Given the number of people taking the field every year, someone is
bound to twist an ankle, break an arm or leg, or simply fall off a
log. It is essential that landowners feel comfortable that they will
be protected from liability if they allow public access for
recreation.
The
Act
In
1966, the Pennsylvania Legislature passed Act No. 586 of 1966, known
as the Recreation Use of Land and Water Act (RULWA). RULWA was aimed
at encouraging landowners to make their lands available to the public
for recreational use. RULWA promotes
this goal by limiting landowner liability for injuries that occur on
the land as a result of recreational activity.
Persons
Covered
Landowners
entitled to RULWA protection are owners, tenants, lessees, occupants
or persons in control of the land on which the public is recreating.

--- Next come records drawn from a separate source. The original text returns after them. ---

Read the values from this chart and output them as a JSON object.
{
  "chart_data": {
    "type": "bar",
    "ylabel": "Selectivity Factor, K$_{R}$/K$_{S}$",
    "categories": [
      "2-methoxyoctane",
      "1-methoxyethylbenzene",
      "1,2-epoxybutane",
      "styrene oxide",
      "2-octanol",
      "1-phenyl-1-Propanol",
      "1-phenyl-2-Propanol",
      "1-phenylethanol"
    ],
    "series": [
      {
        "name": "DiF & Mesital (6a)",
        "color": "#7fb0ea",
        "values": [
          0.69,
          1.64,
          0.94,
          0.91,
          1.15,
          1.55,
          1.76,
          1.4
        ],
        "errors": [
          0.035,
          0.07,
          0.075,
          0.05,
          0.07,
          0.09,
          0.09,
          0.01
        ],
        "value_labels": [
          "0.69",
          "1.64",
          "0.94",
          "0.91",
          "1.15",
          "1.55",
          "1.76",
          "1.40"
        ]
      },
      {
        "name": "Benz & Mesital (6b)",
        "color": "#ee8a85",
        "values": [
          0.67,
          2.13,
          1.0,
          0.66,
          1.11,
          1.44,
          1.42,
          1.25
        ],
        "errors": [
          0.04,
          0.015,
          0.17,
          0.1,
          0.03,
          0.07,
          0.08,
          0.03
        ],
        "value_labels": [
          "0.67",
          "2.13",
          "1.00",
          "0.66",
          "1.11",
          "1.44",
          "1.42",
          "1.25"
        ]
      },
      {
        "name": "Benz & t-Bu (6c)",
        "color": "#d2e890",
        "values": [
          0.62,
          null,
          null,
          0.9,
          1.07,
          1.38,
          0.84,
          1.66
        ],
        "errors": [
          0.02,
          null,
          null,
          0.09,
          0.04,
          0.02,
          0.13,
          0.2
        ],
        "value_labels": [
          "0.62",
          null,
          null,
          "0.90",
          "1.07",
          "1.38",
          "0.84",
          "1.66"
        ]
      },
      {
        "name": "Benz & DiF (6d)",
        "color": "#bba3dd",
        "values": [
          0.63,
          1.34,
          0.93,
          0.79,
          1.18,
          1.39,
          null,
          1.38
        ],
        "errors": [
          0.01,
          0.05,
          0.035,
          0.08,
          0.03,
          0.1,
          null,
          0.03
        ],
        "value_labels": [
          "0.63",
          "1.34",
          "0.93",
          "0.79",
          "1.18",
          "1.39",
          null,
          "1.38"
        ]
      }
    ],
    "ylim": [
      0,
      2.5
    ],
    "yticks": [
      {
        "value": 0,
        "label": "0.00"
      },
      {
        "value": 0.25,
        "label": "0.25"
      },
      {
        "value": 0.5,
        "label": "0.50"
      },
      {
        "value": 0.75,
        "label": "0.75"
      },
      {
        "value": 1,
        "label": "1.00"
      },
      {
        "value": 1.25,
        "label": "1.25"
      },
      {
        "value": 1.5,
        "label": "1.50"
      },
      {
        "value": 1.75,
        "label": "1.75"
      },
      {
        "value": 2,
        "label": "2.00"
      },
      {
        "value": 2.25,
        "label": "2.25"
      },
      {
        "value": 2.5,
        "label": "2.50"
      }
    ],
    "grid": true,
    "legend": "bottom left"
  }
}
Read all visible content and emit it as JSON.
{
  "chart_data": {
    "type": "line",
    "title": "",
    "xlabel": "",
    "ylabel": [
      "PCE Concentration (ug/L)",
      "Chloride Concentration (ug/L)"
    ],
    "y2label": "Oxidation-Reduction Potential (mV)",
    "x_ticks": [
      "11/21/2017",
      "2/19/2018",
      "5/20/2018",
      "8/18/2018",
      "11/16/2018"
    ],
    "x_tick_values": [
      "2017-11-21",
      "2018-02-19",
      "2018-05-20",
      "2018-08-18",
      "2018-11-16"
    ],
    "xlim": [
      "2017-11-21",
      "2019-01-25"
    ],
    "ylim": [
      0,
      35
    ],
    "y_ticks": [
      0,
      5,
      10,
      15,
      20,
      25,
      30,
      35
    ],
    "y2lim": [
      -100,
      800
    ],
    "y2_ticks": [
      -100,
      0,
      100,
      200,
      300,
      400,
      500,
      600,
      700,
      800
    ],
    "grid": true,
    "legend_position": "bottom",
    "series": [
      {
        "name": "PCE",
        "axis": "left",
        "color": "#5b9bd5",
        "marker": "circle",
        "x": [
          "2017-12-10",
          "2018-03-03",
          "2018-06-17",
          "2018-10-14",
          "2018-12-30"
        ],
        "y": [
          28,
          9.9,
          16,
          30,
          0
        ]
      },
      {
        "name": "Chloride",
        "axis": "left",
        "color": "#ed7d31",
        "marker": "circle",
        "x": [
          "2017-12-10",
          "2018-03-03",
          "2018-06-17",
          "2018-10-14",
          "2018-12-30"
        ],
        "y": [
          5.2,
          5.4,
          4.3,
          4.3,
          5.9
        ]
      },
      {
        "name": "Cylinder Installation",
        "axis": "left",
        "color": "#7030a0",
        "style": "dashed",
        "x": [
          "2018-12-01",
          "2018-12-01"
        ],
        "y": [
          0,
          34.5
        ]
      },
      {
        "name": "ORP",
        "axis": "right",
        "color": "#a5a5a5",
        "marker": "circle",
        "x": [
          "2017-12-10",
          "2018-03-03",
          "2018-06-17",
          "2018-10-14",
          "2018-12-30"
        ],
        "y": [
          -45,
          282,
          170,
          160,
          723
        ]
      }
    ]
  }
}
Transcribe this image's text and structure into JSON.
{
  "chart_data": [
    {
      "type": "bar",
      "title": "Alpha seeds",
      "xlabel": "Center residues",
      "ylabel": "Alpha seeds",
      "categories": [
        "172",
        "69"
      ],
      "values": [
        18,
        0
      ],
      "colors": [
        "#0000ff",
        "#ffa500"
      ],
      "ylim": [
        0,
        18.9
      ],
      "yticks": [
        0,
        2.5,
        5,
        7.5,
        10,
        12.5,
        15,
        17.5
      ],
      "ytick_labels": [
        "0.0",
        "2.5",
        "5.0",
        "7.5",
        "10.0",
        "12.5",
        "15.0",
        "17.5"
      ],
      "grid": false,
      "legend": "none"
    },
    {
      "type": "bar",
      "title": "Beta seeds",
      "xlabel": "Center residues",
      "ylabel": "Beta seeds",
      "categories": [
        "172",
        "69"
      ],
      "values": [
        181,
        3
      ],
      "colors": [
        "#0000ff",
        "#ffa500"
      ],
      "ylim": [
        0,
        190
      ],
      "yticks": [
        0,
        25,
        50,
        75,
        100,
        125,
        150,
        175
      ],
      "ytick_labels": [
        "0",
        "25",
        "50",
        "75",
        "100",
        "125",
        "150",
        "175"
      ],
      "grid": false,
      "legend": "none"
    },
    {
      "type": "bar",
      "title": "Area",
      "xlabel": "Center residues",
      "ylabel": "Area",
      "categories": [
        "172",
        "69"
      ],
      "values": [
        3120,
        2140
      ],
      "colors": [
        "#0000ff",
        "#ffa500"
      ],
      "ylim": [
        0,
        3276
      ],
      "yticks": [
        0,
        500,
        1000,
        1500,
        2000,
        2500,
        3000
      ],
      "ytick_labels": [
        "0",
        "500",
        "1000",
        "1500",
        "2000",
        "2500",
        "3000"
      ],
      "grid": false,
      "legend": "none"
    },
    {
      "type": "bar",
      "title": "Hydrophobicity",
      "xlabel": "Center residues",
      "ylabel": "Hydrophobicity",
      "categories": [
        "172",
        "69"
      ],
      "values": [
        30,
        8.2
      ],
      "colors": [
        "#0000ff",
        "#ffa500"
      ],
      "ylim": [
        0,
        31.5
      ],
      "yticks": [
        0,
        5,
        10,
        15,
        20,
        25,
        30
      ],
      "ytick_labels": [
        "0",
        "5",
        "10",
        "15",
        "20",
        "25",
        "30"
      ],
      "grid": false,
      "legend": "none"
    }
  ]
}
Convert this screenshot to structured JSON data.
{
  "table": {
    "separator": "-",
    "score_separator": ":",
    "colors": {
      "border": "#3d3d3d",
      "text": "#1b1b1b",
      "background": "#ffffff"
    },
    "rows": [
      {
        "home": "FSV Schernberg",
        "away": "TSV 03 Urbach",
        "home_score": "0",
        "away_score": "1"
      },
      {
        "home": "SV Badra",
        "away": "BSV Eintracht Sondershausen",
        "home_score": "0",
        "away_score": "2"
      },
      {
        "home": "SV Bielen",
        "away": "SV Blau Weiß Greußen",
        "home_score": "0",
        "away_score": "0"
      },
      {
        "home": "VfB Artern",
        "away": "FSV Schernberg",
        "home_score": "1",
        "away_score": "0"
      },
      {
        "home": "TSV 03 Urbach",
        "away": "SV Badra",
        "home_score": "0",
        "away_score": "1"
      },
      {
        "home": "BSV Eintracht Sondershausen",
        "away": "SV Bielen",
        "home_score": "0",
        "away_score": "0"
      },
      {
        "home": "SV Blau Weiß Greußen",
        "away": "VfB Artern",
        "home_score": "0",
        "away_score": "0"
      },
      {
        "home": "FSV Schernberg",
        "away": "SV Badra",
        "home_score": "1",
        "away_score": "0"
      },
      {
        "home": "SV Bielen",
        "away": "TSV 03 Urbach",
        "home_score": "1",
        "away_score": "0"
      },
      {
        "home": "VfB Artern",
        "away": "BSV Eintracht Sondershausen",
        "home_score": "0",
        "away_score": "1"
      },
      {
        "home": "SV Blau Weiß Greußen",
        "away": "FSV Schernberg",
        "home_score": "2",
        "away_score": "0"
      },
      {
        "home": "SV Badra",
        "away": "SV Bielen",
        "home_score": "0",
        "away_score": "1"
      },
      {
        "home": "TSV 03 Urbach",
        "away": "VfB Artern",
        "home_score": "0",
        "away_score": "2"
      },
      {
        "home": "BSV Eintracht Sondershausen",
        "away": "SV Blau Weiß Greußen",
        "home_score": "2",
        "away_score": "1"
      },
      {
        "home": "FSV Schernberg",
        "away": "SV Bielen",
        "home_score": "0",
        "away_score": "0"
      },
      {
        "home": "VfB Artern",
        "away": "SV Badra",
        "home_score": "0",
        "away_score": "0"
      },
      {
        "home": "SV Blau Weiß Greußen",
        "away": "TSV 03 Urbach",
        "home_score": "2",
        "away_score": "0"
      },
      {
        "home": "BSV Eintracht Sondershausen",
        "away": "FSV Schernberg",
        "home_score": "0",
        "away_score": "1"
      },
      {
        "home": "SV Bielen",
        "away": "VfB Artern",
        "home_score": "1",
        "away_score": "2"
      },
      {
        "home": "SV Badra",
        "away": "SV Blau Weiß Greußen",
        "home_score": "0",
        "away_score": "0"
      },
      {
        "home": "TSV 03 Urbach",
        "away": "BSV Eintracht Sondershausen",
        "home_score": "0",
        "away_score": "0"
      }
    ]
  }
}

This would obviously include an individual, and the courts have
extended RULWA protection to the Commonwealth and political
subdivisions. Owners of easements such as utilities are also
protected if they exercise sufficient control over the land.
Activities
Covered
RULWA
defines recreational purposes to include, but not be limited to,
hunting, fishing, swimming, boating, camping, picnicking, hiking,
pleasure driving, nature study, water skiing, water sports, cave
exploration and viewing or enjoying historical archaeological, scenic
or scientific sites. Pennsylvania courts have also included
bicycling, snowmobiling and joy riding.
Land
Covered
RULWA
defines land to include roads, water,
watercourses, private ways and buildings, structures and machinery or
equipment. Courts have concluded that "buildings" and
"structures," mean "ancillary structures attached to
open space lands made available for recreation and not to enclosed
recreational facilities in urban regions." It is this character
of the land as “improved” or “unimproved” that is often
determinative of whether or not RULWA applies. Recent cases indicate
the courts look to many factors to determine whether RULWA applies.
These factors are use, size, location, openness and extent of
improvement, as well as whether the property has been devoted to
exclusive public recreation.
Exceptions
No
law would be complete if it did not include exceptions. RULWA
preserves landowner liability for "willful or malicious failure
to guard or warn against a dangerous condition, use, structure, or
activity." Someone
cannot ignore obvious dangers they know about (such as an open well)
on their property when allowing persons to recreate, but must take
some reasonable steps (such as signs) to warn persons of the hazard.
In
addition, RULWA does not apply where the landowner has charged the
plaintiff a fee or admission price to use the land. If
an owner leases his land to a hunting club, RULWA would not apply.
However, if an owner allows the public to use his land free of
charge, she does not lose the benefits of RULWA immunity simply
because the users may organize some event which incidentally involves
payment. It should be emphasized that no part of this payment can go
to the owner and that the payment must not be for recreational use of
the property, but rather would be incidental to the event. Bingo at
a church picnic would be fine. A “big buck” pool among a group
of hunters would not impact on RULWA. However, allowing “free”
use of premises but insisting on a “membership” would be
problematic and likely abrogate RULWA immunity.
If
you are thinking about allowing public recreation and wish to take
advantage of the Act’s protection, keep in mind the following:
- Don’t charge a fee.
- If you think it’s dangerous, post a warning (even if you are not sure whether it is obvious).
- If you build something, or change the natural landscape, do it safely, and maintain its safety.
These
common sense rules should allow a landowner the peace of mind to
allow hunting on their land.
THIS
IS INTENDED AS GENERAL INFORMATION AND NOT AS LEGAL ADVICE OR
INFORMATION REGARDING INSURANCE POLICIES. NO INFORMATION SHEET OF
THIS TYPE CAN ADEQUATELY ADDRESS EVERY INDIVIDUAL CIRCUMSTANCE. IF
YOU HAVE SPECIFIC QUESTIONS ABOUT YOUR INDIVIDUAL CIRCUMSTANCES,
PROPERTY, INSURANCE POLICY OR OTHER QUESTIONS YOU SHOULD CONSULT YOUR
OWN ATTORNEY OR CALL YOUR INSURANCE COMPANY.